Mad Max: Fury Road (2015): In a stark desert landscape where humanity is broken, two rebels just might be able to restore order: Max, a man of action and of few words, and Furiosa, a woman of action who is looking to make it back to her childhood homeland.
Wow. It takes a lot for a film to leave me completely speechless in the moments after watching it. Gravity did it back in 2013. Whiplash did it in 2014. (Multiple times, mind you-that's how great that film is) And now, Mad Max: Fury Road has done it. This film....this film gives me hope for the industry. I hope people like Michael Bay and Zack Snyder sit down and realize this is how you film a big budget action film. This film is beautifully stylistic, incredibly well shot, deep with narrative, and amazingly acted. In short, Mad Max: Fury Road sets a new standard for what the action genre can (and should) be.
A thesis could be written about this film. I'm not kidding. But we only have time to scratch the surface of this 120 minute piece of cinema. First off, stylistically, this film is a masterpiece. George Miller is a creative genius, and his ability to make the Australian Outback look as beautiful as it does in this film, despite the fact that it's all, you know, one color, is an incredible feat in and of itself. Nothing against the Outback: it is definitely beautiful in its own right. But it's one color. And rather than shy away from this fact, Miller embraces it and, with outstanding costumes and brilliant cinematography, (there has to be some filters on this) puts this film stylistically on the same level as a Wes Anderson film. Those two must be bffs. But watch a film like Mission Impossible 2 and how it shoots the Australian Outback versus how Mad Max: Fury Road shoots it. You'll see my point.
Since I've brought up cinematography, let's talk about it, ya? Cinematography is where most action movies fail. Many directors have adopted either the Michael Bay or JJ Abrams style of shooting an action film. That's not necessarily a bad thing. I mean we bash Michael Bay films all the time because his characters are about as deep as a paper plate, but his films are as successful as they are because that's what mainstream moviegoers want to see. Frantic camera moves (shaky cam and lens flares in Abrams case) and as much crap as possible on the screen. More more more! Both directors are excellent in their own right, but for those who want quality over quantity, that's something that's hard to come by in this genre. But then George Miller comes around and reminds us that yes, quality can still happen. The films great combination of huuuuuuuge soaring wide shots, allowing you to see everything happening at any given moment and dramatic, 80's-style close ups, all while never using hand cams creates an incredible viewing experience. And leaves you breathless after the sequence is over. Dear God: if you like action films, go see this film on the biggest screen possible. You'll thank me later. Even if you haven't seen any of the other films. It doesn't matter-you'll catchup just fine.
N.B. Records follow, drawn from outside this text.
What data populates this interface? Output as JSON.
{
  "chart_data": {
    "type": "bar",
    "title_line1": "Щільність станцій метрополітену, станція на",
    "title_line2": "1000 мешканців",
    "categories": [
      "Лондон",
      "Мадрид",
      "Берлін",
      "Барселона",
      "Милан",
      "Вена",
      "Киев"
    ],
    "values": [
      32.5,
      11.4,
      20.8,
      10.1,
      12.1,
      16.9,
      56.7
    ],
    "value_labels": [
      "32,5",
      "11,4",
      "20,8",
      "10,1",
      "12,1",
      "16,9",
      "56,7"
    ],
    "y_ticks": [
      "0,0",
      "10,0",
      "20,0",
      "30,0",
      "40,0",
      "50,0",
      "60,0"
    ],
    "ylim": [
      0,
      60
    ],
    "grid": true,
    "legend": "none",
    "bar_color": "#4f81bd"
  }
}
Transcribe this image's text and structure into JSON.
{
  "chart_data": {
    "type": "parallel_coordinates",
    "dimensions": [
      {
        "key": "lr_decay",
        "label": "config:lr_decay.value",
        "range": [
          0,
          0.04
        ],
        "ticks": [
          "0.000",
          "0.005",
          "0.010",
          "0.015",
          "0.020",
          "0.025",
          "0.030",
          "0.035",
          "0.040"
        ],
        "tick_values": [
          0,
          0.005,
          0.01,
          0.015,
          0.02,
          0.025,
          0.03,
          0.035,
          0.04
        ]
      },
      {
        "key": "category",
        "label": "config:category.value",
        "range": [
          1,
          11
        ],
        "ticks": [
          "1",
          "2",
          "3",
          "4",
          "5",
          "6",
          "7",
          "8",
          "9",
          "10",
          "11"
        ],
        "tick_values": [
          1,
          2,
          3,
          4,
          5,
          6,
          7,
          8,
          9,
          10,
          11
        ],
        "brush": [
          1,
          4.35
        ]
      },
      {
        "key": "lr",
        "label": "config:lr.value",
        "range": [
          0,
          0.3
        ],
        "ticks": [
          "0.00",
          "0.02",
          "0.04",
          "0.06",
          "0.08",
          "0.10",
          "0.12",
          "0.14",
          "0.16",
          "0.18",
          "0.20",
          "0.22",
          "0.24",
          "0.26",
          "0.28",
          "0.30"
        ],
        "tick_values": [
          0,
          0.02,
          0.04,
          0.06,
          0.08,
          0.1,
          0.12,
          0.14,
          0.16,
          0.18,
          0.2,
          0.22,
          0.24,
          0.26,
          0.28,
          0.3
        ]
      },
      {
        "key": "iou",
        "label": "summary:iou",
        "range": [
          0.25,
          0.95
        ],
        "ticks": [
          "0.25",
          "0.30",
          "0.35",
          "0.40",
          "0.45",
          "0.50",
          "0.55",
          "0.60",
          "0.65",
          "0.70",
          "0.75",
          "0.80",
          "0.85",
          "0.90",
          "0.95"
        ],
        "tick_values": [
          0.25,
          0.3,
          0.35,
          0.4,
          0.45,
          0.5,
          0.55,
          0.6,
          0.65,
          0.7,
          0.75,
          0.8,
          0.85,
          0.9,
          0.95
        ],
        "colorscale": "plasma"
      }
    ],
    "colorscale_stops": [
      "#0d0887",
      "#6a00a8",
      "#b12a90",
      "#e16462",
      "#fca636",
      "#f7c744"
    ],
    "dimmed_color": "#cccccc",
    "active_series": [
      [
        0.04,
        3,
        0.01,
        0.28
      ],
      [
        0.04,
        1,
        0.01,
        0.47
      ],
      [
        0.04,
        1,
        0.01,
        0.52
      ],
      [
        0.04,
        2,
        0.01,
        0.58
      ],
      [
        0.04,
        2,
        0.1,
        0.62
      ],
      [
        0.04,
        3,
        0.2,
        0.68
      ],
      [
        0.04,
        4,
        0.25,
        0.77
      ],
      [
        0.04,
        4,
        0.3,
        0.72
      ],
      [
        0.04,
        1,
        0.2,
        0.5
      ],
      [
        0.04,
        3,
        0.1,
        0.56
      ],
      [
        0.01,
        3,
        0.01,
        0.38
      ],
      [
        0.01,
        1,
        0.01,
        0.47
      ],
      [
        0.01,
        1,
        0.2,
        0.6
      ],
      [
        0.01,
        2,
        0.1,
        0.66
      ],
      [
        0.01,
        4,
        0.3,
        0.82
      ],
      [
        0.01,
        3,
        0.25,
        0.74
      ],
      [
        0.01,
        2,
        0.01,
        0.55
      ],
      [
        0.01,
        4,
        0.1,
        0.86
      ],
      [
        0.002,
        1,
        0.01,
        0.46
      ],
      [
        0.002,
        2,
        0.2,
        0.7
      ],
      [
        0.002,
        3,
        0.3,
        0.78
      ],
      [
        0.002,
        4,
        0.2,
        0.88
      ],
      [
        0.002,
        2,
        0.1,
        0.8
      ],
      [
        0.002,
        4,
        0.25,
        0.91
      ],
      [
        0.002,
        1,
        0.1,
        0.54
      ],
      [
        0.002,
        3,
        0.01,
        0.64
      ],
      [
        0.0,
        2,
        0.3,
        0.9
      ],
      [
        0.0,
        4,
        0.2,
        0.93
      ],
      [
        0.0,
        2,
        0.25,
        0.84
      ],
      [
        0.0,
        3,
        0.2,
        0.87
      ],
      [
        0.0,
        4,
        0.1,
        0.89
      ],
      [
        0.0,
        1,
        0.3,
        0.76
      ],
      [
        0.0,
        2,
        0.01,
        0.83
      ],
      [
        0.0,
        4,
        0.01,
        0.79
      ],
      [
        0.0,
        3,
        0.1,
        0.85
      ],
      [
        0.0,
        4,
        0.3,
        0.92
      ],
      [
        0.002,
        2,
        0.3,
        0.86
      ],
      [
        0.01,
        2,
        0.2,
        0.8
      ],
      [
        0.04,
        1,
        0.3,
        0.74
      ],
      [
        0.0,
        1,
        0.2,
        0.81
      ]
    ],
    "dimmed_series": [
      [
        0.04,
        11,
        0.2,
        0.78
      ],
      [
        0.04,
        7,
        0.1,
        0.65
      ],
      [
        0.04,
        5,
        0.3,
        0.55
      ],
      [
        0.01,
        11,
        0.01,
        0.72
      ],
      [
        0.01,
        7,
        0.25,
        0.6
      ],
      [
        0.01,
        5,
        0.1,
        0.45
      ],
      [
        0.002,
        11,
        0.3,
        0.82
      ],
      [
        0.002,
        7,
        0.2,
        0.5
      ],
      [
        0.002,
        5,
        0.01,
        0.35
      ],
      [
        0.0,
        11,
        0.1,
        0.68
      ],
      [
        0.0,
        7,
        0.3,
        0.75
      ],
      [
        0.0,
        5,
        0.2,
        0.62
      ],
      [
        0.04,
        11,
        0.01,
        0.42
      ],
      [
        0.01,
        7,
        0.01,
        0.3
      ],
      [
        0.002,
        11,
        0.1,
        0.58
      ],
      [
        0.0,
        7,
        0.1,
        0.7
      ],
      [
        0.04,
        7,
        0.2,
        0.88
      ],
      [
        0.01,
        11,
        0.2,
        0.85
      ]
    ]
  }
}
Finally, I want to talk about the acting. I. Love. Tom. Hardy. I'm hoping this is the role that finally breaks him into the mainstream again, because it's criminal to me that people still think of him as Bane, easily his weakest performance in the last 5 years. The dude has been tearing it up in the indie genre these last few years, and he's rapidly becoming my favorite actor in the business. His role as Mad Max is yet another phenomenal performance from him. And then there's Charlize Theron. Yes, "men's rights activists", this film is really about her. Get over it. It's been a while since Theron has turned the acting chops on, so it was nice to see her shine as well. Nicholas Hoult is great as well. Honestly, this film is very well-acted, with everyone, including the MVP guitarist, taking their roles very seriously.
In conclusion, this film is perfect. It does slow down a bit at the start of the third act, but I think everyone can agree that we really needed a second to catch our breaths before the conclusion. If you enjoy action films, this film is the definition of a must-see. I'm really hoping it doesn't get lost in the commotion of the big corporate films being released right now that are Pitch Perfect 2 (which easily beat it at the box office opening weekend) and Tomorrowland, which drops this upcoming weekend, but we'll see. Hopefully word-of-mouth advertising will help this film recoup its $150 million budget, so after you see this film and realize how great it is, spread the word! Get your friends to see it! Mad Max is counting on you!
The Critique: The action genre done right. Mad Max: Fury Road is easily the best big-budget action film we've seen in a long time.
The Recommendation: A must-see for everyone, but especially those who like Tom Hardy, Charlize Theron, cars, and, well, action. And feminists! After all, Theron is an awesome power-female lead. More films need to adopt a Charlize Theron-like character in their supposed "guy" movies.
Rewatchability: Absurdly High
The Verdict: 10/10 Perfect.
Oscar Talk: I'm sure we'll see this film again come Oscar season, at the very least for visual effects. Even though this film has very VERY little CGI in it. Fun fact: almost all the crashes and explosions in this film were real. That's what a 16 year production cycle and $150 million budget will get you!